Many friends who play with computers have experienced this experience: when you add a new board to your computer, the entire computer may become abnormal. Therefore, we often complain about the poor quality of the purchased Board. In fact, this type of problem may not be related to the quality of the new card, but because it conflicts with other devices on the computer.
A computer device must communicate with the host through certain system resources. However, when a new board is loaded into a computer, it often conflicts with the resources of existing computer devices and cannot work properly. The most common and most common resource conflicts are IRQ, DMA, and I/O conflicts. First, let's take a look at the concepts of IRQ, DMA, and I/O.
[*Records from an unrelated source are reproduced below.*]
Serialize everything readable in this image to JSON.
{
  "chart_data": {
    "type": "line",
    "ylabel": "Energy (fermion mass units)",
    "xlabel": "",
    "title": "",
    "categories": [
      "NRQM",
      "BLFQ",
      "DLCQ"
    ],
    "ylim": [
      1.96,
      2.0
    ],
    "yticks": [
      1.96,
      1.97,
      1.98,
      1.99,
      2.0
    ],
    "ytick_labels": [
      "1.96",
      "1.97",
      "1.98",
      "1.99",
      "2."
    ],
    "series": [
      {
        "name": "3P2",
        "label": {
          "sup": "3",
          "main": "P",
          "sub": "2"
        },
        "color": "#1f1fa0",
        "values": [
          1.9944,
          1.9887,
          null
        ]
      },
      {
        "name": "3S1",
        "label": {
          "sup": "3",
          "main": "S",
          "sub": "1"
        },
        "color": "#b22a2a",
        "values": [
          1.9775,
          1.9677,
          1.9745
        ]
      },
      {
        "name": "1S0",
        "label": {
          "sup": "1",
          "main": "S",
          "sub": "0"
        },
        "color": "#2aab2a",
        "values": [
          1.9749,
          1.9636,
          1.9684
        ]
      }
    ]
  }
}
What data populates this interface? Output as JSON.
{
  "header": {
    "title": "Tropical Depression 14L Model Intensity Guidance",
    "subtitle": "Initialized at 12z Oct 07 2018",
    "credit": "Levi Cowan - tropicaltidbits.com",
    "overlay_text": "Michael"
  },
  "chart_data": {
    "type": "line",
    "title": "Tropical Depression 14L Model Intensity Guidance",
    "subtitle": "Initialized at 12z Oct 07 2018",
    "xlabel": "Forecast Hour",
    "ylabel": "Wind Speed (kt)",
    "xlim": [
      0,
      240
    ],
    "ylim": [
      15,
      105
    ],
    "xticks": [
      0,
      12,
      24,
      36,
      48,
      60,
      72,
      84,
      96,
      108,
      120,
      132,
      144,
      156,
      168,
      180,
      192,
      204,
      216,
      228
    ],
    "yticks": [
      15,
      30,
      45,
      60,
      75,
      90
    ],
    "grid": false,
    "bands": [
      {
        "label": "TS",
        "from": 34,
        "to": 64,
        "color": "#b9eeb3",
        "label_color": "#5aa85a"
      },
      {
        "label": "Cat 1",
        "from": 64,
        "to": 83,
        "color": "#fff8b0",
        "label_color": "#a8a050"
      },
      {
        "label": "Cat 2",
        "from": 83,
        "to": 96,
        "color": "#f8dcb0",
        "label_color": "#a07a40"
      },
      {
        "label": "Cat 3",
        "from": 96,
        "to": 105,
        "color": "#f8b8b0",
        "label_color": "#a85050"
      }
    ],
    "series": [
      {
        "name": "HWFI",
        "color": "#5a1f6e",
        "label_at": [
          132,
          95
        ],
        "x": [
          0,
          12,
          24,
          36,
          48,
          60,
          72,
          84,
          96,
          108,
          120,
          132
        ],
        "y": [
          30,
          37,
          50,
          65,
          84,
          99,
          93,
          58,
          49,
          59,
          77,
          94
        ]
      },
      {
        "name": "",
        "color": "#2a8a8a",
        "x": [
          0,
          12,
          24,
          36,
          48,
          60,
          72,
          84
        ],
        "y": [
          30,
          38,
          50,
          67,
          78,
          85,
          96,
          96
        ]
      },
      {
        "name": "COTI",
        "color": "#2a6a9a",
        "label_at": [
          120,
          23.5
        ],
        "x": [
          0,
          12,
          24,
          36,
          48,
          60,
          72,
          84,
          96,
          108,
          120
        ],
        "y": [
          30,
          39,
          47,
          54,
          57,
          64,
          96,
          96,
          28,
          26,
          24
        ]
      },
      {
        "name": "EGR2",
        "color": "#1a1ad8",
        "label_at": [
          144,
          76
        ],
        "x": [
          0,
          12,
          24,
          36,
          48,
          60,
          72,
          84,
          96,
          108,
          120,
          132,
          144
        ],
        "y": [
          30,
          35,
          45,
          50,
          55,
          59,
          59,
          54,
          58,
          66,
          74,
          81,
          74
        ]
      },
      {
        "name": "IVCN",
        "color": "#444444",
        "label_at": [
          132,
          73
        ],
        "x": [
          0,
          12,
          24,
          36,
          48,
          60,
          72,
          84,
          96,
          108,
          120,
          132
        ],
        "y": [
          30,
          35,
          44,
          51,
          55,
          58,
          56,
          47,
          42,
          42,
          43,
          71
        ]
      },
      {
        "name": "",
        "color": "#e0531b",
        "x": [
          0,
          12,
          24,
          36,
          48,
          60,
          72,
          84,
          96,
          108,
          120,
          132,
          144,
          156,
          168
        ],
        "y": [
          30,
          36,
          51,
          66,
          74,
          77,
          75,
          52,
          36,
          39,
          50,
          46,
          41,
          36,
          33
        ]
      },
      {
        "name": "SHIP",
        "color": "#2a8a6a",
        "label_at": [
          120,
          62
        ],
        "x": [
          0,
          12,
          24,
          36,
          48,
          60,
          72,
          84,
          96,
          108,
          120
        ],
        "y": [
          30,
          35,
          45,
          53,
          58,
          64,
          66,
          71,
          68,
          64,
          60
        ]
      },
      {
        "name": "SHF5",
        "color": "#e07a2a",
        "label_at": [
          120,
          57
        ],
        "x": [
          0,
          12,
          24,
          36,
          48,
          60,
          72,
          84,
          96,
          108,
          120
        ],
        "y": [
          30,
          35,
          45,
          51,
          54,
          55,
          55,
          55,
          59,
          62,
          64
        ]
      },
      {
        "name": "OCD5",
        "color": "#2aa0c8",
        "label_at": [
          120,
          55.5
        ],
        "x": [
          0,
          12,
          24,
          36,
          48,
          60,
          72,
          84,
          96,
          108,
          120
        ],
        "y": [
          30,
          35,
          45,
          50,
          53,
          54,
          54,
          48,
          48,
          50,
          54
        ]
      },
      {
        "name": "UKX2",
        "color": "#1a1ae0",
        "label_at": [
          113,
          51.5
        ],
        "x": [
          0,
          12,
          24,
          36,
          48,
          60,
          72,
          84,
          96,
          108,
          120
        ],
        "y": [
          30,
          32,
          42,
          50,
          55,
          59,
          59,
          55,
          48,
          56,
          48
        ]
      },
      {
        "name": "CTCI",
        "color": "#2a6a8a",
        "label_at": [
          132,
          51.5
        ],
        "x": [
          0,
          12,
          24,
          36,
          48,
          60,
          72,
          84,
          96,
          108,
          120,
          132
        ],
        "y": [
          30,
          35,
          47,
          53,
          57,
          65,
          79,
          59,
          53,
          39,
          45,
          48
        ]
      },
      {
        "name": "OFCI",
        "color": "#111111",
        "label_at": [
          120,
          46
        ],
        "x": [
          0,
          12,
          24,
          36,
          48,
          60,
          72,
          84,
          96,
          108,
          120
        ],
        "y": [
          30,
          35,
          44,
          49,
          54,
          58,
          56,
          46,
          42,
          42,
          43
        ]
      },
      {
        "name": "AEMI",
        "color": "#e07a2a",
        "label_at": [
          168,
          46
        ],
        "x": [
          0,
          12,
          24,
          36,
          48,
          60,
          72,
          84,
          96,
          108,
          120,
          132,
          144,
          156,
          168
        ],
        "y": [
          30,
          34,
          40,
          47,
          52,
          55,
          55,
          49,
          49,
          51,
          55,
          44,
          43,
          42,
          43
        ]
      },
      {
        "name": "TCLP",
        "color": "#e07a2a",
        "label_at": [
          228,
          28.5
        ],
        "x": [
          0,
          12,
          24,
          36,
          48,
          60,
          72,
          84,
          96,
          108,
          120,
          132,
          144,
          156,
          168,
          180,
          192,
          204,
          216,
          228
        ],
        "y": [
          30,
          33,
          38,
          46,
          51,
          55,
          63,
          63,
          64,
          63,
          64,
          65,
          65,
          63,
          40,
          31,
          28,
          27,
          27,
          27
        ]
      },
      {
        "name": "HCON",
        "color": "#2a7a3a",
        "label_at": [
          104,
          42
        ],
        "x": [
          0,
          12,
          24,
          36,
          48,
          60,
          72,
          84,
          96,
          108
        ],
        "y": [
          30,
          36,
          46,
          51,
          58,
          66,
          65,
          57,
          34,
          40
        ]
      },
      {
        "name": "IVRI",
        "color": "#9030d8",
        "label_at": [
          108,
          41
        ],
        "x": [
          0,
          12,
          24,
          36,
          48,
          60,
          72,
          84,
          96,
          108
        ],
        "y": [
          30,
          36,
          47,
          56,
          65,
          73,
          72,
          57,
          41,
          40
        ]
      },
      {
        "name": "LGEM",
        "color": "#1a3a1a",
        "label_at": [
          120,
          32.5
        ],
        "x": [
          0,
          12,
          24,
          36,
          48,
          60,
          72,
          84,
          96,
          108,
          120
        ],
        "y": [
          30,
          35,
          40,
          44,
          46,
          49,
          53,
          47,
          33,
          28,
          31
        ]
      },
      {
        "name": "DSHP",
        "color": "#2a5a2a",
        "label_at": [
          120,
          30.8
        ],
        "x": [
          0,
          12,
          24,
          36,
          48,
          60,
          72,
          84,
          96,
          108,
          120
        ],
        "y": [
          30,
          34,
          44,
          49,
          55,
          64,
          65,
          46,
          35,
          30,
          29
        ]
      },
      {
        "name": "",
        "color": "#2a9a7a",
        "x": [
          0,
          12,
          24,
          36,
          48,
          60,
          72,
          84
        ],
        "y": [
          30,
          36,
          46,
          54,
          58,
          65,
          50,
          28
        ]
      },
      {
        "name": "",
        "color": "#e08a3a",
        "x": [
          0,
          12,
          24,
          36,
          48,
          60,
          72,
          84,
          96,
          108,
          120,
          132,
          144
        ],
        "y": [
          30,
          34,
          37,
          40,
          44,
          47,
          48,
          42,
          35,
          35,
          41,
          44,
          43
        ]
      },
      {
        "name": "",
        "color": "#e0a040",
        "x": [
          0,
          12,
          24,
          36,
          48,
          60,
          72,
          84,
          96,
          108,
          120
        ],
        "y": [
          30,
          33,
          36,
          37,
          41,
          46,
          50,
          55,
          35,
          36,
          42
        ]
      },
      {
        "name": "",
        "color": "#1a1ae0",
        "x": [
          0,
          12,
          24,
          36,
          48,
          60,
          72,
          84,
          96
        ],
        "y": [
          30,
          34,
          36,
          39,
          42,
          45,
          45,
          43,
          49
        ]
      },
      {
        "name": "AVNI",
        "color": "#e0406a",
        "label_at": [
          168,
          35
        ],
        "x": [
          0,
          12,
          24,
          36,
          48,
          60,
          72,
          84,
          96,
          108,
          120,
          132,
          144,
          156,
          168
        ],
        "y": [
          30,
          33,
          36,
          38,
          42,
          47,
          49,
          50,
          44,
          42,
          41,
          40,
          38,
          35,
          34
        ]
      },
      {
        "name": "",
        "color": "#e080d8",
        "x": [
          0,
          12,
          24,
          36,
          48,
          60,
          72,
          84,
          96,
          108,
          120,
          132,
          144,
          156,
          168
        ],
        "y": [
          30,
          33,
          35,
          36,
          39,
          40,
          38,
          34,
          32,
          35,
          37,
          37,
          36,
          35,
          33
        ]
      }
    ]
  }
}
1. IRQ (Interrupt ReQuest)
Every device has an IRQ to send a service request to the CPU, which is called an interrupt. Generally, a computer has 16 disconnection threads connected to different peripherals that need to work in the interrupt mode (each disconnection has a mark, that is, the interrupt number). When a disconnection is activated, the CPU immediately stops the current job and loads a certain Interrupt Processing subroutine (Interrupt Service Program). After the program is executed, the system returns to the breakpoint and continues the original work. If two devices have one interrupt number, some parts of the computer system will stop working, and even cause the entire computer system to crash. In general, in our commonly used personal PC, the interrupt number is allocated as follows:
IRQ 0 system clock (system retained) IRQ 1 keyboard (system retained)
The second interrupt request controller (IRQ8-15) for the IRQ 2 System)
IRQ 3 Serial Port 2 (available) IRQ 4 Serial Port 1 (available)
IRQ 5 Parallel Port 2 (available) (generally used to set the sound card)
IRQ 6 floppy disk (system retained) IRQ 7 Parallel Port 1 (usually used as a printer)
IRQ 8 Real-time clock (system retained) IRQ 9 available IRQ 10 available
IRQ 11 is commonly used in display card IRQ12 PS/2 mouse (available) IRQ13 math coprocessor
IRQ14 IDE1 controller channel IRQ15 IDE2 controller channel (available)
In addition, there are NMI abnormal interruptions (unblocked interruptions), such as validation errors.
2. DMA (Direct Memory Address)
Direct access channel. There are two ways to transmit data between the host and peripherals: one is to transmit data managed by the CPU, and the other is to transmit data using a dedicated chip. The so-called DMA refers to the channel through which data is transmitted between the peripherals and the memory without the CPU. In this way, the peripherals directly write data into the memory or read the data from the memory using the DMA channel, without CPU involvement, the system speed will increase significantly. In a PC, the DMA channel is allocated as follows:
DMA0 available DMA1 ECP print port (if set) DMA2 floppy disk Controller
DMA3 8-bit data transfer DMA4 cascade DMA controller DMA5 available
DMA6 available DMA7 available
3. I/O (INPUT/OUTPUT)
The input/output port. When computer peripherals communicate with the host (CPU and memory), this interface is called a port. Each port is assigned an IP address. Each port contains a set of registers (data registers, command registers, and status registers ). Each peripheral that wants to communicate with cp u has a different I/O address. There are a total of 1024 addresses in the PC.
Starting from Win95, all computer system resources, such as IRQ, DMA channel, and I/O port, are taken over by the operating system and allocated Intelligently Based on the situation, this is what we often call plug-and-play. However, this plug-and-play is conditional: The plug-and-play BIOS, plug-and-play devices, and plug-and-play operating systems are required, otherwise, a device conflict may occur. In actual installation, due to the mixed installation of non-plug-and-play devices and plug-and-play devices, there are more and more plug-and-play equipment types and new devices emerge one after another, WINDOWS 95/98 is not a perfect plug-and-play operating system, and often cannot correctly detect and process the resources of related devices, especially when many devices are installed, most of the Board interruptions, DMA channels, and I/O addresses have their own default values. If the two boards use the same resources, the operating system cannot process them normally, this will cause a conflict. This is one of the important reasons for device conflicts.
In addition, some boards are designed with special characteristics (such as excessive power consumption), poor selection of materials, poor preparation techniques, and even imperfect preparation of firmware code, it may also be difficult to "peaceful" coexistence with other boards.